食物為維持人體健康必需的營養品，除了含豐富的營養成分，在人體生長發育、更新細胞、修復組織及調節生理機能中扮演著不可或缺的角色。近年來，由於食品安全問題在臺灣可謂層出不窮，舉凡食品仿冒及難以即時得知食品品質的資訊等問題，均是目前食品品質監控工作上的困境。食品中的特定成分的檢測一直都是檢視食品安全的重要工作，透過檢測食品中指標成分之含量，除了可以作為食品銷售市場上鑑別真偽的工具，亦可藉以評估食物的新鮮度。然而，在現行食品分析工作中，面臨數以千計的待驗產品，勢必將付出極為可觀的時間及經濟成本。有鑑於此，為滿足現今食品分析工作的需求，分析化學家除了致力於開發具高通量分析效能、操作簡便且適用性高的分析平台外，也逐漸將目光轉向現場即時檢測甚至是居家監控分析裝置的開發。根據文獻報導，現今的食品品質監控分析技術業已逐漸朝向微型化及自動化的方向發展。

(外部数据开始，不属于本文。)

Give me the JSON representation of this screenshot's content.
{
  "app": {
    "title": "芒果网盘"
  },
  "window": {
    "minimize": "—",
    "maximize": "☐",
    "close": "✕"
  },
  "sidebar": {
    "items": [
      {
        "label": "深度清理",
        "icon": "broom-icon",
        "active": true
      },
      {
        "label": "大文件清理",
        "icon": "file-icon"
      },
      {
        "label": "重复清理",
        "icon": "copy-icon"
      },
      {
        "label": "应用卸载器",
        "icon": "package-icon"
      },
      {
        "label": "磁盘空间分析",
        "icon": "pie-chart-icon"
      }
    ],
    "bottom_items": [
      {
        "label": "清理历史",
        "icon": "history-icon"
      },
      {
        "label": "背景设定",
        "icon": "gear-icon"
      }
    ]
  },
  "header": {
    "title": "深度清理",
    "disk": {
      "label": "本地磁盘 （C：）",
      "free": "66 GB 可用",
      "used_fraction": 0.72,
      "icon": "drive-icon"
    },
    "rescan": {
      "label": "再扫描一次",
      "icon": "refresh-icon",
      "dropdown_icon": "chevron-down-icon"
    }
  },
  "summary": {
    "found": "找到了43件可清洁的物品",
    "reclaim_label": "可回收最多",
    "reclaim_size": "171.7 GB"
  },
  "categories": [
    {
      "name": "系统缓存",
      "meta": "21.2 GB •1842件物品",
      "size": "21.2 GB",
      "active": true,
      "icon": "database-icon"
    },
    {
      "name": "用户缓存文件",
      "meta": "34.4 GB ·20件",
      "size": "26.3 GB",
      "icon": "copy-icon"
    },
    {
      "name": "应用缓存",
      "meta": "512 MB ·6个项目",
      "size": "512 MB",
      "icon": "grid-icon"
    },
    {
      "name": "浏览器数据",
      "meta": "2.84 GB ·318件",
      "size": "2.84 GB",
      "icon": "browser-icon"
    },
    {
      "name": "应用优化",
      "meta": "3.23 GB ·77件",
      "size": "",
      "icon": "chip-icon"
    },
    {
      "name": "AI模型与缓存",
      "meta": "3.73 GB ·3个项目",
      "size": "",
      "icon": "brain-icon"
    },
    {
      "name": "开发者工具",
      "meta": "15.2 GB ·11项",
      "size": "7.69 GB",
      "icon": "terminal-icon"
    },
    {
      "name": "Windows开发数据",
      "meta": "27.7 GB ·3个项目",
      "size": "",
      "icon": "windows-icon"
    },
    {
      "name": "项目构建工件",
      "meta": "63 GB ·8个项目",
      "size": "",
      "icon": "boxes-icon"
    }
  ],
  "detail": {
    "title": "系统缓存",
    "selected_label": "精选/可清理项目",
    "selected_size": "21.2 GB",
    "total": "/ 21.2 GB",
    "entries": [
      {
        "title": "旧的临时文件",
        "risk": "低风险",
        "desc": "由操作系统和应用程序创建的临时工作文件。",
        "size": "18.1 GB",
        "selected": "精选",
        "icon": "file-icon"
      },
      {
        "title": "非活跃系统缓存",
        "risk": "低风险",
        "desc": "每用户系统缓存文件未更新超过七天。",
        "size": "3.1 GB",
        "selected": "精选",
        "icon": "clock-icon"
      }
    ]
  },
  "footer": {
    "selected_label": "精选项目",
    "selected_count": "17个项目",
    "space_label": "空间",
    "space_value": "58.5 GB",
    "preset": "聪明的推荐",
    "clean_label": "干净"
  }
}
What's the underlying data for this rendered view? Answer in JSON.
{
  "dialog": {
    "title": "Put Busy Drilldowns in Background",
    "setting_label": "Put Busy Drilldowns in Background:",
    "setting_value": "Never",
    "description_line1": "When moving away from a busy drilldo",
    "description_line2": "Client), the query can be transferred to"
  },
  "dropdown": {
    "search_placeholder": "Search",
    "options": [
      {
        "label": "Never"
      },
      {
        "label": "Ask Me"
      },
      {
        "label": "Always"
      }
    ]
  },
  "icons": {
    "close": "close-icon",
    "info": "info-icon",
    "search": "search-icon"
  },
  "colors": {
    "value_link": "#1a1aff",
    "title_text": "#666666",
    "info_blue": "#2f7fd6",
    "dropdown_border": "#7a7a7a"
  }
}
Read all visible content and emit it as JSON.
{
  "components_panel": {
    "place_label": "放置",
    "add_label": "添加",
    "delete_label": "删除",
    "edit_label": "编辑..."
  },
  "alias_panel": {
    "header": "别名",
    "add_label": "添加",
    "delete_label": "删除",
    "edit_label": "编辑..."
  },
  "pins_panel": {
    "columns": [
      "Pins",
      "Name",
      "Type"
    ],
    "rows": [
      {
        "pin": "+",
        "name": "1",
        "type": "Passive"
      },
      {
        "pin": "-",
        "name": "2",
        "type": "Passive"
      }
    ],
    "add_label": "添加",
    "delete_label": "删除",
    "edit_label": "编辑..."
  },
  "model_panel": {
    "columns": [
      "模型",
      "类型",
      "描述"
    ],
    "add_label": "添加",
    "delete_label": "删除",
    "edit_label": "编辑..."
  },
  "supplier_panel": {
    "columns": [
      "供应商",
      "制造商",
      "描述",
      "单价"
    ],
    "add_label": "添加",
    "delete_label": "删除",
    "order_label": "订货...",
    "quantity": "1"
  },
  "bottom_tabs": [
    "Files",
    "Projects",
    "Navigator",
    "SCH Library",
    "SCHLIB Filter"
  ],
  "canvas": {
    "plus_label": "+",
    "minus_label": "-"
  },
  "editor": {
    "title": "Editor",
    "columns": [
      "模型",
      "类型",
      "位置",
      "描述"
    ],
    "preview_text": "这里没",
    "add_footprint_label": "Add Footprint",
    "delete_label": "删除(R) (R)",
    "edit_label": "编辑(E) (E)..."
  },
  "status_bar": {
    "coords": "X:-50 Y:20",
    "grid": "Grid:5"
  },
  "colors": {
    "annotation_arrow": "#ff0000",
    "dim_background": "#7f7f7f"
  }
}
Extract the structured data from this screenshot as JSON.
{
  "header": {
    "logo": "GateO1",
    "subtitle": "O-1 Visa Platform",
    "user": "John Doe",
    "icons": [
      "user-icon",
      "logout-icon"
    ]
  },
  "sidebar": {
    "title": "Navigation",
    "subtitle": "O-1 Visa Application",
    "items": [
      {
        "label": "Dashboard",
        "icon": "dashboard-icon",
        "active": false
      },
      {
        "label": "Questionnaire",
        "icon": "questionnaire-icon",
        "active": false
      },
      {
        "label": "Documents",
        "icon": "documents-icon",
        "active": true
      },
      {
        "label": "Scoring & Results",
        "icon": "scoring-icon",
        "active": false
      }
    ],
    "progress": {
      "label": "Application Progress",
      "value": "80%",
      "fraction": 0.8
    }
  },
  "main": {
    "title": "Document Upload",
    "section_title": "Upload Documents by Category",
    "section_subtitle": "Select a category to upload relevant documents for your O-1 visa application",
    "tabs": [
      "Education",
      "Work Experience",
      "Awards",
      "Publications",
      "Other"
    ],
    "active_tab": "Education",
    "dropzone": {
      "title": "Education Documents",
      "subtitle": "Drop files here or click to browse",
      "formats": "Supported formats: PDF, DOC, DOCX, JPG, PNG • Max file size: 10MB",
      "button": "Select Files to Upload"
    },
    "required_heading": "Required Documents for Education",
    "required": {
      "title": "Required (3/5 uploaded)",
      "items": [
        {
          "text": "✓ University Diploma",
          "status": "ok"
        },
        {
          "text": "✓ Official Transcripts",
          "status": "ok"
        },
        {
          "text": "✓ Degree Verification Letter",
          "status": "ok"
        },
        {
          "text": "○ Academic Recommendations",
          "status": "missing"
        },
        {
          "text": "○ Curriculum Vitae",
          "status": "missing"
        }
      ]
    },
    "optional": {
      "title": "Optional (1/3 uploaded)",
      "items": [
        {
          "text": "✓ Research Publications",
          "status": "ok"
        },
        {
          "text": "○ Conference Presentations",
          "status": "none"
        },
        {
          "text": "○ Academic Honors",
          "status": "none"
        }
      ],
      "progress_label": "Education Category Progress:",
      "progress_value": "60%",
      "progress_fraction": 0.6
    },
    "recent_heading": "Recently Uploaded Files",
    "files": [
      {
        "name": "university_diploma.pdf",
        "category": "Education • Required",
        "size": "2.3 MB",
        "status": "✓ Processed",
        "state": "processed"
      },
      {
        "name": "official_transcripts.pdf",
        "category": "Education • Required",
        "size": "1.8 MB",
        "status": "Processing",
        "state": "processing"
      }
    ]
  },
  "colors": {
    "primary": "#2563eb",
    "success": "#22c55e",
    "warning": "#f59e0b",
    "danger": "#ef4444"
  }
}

爰此，本研究旨在以多層微流體裝置的技術為基礎，開發出價格低廉、適用性高且快速分析的檢測平台。研究最初，係利用市面上常見的壓克力材料製作出未活化型高通量固相萃取晶片，並藉由可程式控制的閥及管路，有效將此晶片與感應耦合電漿質譜儀 (ICP-MS) 結合，建立自動化連線分析系統，並藉此進行不同年份威士忌酒質成分中微量金屬含量的分析，根據所獲致的實驗結果，本研究所建立的分析方法確實可用以鑑定不同年份的威士忌酒；本研究後續的研究主題則是進一步將裝置材料精簡化，援引近十年來興起的微流體紙基材分析裝置 (μPADs) 技術，達成僅需利用濾紙和噴蠟印表機就能輕鬆製作裝置的目標，另外亦透由摺紙藝術的巧思和功能化的設計，簡化流道對位的問題及改善樣品中分析物濃度過低之窘境。最後，並整合比色法與數位相機檢測系統，並藉以開發出適用於即時監測蜂蜜中新鮮度指標成分的檢測分析平台。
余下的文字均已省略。